By interacting as a network of cybercrime groups, cybercriminals are able to function increasingly effectively: each group specializes in a particular area, and the different groups collaborate to benefit from each other’s expertise. It is this specialization that makes cybercriminals more effective, allowing them to concentrate on a given type of attack while drawing on know-how from within the network to enhance performance and maximize impact.

These are the “Big Game Hunters”, whose tactics, techniques and procedures (TTPs) and technical infrastructure are similar to certain state-sponsored hacking groups.
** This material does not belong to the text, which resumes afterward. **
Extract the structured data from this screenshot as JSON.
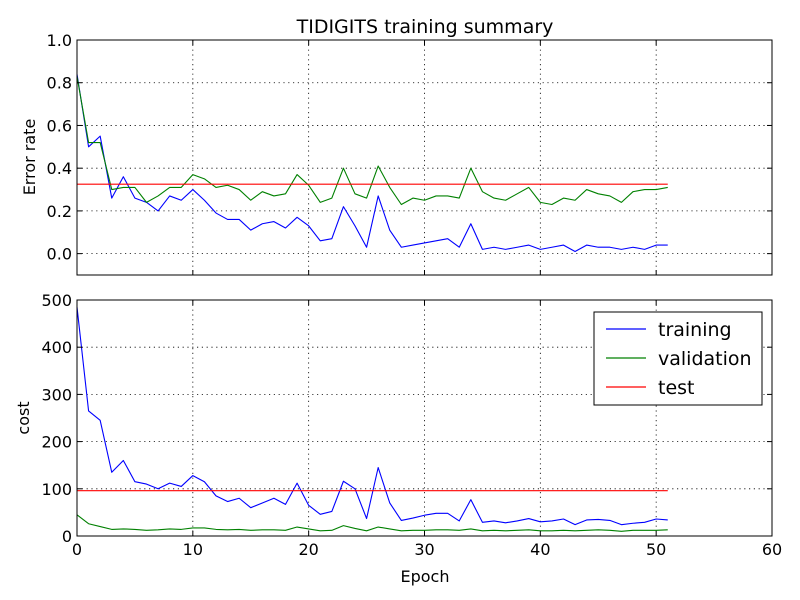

They attack specific targets, such as political institutions and major companies, using ransomware to demand large sums.

For more information on this, you can download the press kit on the report.

Read: Remote work cyber protection lacking: GCC region under attack

Cybersecurity Tips for the Household CIO of 2020

Jen Miller-Osborn, Deputy Director of Threat Intelligence Unit 42 at Palo Alto Networks wrote that for many parents, the new school year signals re-entry into the role of an in-house teacher and household CIO.

Parents can help protect their children from cybercrime and also preserve their online privacy.

Understand what your child is doing online.

If you’re using a personal device, set up parental controls on your child’s device so they must get permission before downloading anything or making purchases.

Know and understand the social media accounts your child uses. Know who their contacts are and what conversations they’re having. 

Talk to your child about the openness of the internet, the ability for anyone to post anything online and how to recognize misinformation. 

Be aware of suspicious behavior with video conferencing applications.

Explain the importance of strong passwords.

Compare a password to the key to your house. That key protects everything inside and you need to keep it safe; keep it from strangers and even from friends.

Use a virtual background when on camera for distance learning. It can help protect privacy and keep the focus on learning.

Talk to your kids about the dangers of clicking links with too-good-to-be-true offers.  

Set boundaries about what your child can post online, such as no pictures of faces, no easily identifiable locations and no personal information, including full name, contact information, school, etc.

Change your device setting to turn off metadata on camera apps. This helps ensure strangers can’t figure out where you are from the photos posted online.

Always keep your devices current with the latest software updates. They can include security updates needed to keep your family safe.